While this only shows you the Session Ticket lifetime hint and not the
internal session cache expire policy, it shows you the value they are
aiming for with resumption. Also, in nginx's case both values are the
same.

Trust me, you want this to be high :)

> Because someone else might use DSA certificates.

It's ECDSA, not DSA... And I'm yet to see a site that offers ECDSA
instead of RSA certificate.

> No. The alternatives aren't available everywhere.

Virtually everywhere ;)

> Again, I don't control clients. I push down unwanted ciphers, but I won't
> disable them unless they are obviously broken (MD5, ...).
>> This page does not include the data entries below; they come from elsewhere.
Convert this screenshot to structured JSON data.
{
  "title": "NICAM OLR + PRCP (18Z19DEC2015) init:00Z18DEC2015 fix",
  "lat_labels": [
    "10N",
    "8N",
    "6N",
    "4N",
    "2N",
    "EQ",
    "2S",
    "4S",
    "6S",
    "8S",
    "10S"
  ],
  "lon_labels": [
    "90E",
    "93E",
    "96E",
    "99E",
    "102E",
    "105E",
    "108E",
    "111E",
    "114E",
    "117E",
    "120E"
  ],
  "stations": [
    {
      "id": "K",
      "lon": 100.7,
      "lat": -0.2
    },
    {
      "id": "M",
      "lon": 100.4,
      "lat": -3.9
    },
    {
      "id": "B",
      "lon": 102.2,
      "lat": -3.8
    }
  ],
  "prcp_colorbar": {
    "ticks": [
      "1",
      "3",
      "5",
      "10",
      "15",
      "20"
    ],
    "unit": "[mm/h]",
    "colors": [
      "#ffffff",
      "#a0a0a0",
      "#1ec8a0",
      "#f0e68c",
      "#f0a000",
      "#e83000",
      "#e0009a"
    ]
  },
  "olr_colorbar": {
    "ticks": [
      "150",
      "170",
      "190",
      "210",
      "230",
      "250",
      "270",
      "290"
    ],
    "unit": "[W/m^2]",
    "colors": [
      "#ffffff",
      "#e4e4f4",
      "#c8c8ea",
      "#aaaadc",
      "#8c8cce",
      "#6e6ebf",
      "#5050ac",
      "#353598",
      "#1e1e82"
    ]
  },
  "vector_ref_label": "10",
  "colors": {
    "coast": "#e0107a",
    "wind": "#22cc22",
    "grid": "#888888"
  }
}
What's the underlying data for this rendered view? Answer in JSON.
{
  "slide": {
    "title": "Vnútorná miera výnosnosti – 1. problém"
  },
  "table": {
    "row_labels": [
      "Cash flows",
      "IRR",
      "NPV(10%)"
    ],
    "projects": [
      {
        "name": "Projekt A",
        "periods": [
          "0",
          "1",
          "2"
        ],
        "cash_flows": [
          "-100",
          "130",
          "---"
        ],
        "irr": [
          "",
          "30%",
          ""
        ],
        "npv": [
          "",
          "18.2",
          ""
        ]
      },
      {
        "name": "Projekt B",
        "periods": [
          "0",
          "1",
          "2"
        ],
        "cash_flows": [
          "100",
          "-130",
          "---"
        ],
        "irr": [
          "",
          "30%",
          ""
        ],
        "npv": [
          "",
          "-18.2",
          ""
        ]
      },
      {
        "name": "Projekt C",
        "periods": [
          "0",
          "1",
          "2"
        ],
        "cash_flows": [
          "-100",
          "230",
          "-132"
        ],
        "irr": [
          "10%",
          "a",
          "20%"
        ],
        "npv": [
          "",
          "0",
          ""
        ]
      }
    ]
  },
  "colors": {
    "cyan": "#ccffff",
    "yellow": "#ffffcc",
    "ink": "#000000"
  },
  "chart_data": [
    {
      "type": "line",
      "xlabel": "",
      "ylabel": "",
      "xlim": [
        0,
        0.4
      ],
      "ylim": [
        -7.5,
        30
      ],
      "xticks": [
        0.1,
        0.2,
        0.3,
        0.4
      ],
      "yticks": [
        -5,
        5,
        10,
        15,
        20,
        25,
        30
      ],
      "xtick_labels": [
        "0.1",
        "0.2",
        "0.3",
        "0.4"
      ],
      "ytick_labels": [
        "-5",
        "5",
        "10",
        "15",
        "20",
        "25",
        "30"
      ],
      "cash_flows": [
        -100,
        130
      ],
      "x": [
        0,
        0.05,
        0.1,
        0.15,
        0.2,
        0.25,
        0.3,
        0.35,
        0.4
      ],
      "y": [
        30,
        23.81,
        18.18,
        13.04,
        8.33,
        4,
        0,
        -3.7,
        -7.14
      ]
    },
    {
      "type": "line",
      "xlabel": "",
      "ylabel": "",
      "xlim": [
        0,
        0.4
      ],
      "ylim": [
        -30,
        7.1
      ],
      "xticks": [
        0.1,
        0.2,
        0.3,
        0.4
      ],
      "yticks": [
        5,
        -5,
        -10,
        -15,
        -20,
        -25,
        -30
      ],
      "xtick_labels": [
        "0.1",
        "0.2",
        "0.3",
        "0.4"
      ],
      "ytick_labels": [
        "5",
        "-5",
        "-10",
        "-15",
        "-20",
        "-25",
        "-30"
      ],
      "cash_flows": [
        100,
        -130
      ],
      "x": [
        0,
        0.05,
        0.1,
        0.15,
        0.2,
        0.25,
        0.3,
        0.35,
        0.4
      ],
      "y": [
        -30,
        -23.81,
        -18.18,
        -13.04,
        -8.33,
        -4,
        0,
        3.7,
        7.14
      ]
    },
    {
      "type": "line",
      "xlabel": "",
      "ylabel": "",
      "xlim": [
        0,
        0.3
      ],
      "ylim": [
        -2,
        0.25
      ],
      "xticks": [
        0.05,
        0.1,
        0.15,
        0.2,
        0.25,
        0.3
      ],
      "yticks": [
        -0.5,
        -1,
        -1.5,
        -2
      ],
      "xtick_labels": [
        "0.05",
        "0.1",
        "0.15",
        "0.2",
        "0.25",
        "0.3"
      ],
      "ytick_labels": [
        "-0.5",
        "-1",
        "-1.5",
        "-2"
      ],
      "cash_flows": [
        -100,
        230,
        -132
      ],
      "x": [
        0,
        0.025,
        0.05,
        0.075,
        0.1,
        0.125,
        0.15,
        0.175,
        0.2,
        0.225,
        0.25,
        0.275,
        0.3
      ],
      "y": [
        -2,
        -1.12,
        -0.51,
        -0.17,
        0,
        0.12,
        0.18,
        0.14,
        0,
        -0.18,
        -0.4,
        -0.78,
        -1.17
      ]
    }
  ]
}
Kind of the same reasoning as for DHE - AES (with AES-NI) is much
faster than CAMELLIA and I dare you to find a software that supports
CAMELLIA but not AES.

Keep in mind that the reason for disabling slow cipher suites is not
to limit interoperability, but to limit impact of attacks that use
time-consuming crypto... For example, AES (with AES-NI) is 4x faster
than CAMELLIA while essentially providing the same level of security,
which means that (D)DoS attacks on SSL require 4x less resources if
you don't disable it.

> I appreciate the feedback, but no need to be rude about it ;)

Actually, I was trying hard to not sound rude (apparently I failed),
but the fact is that calling it "A grade" and "state of the art"
configuration results in people that don't know any better picking up
your recommendations and deploying them in production.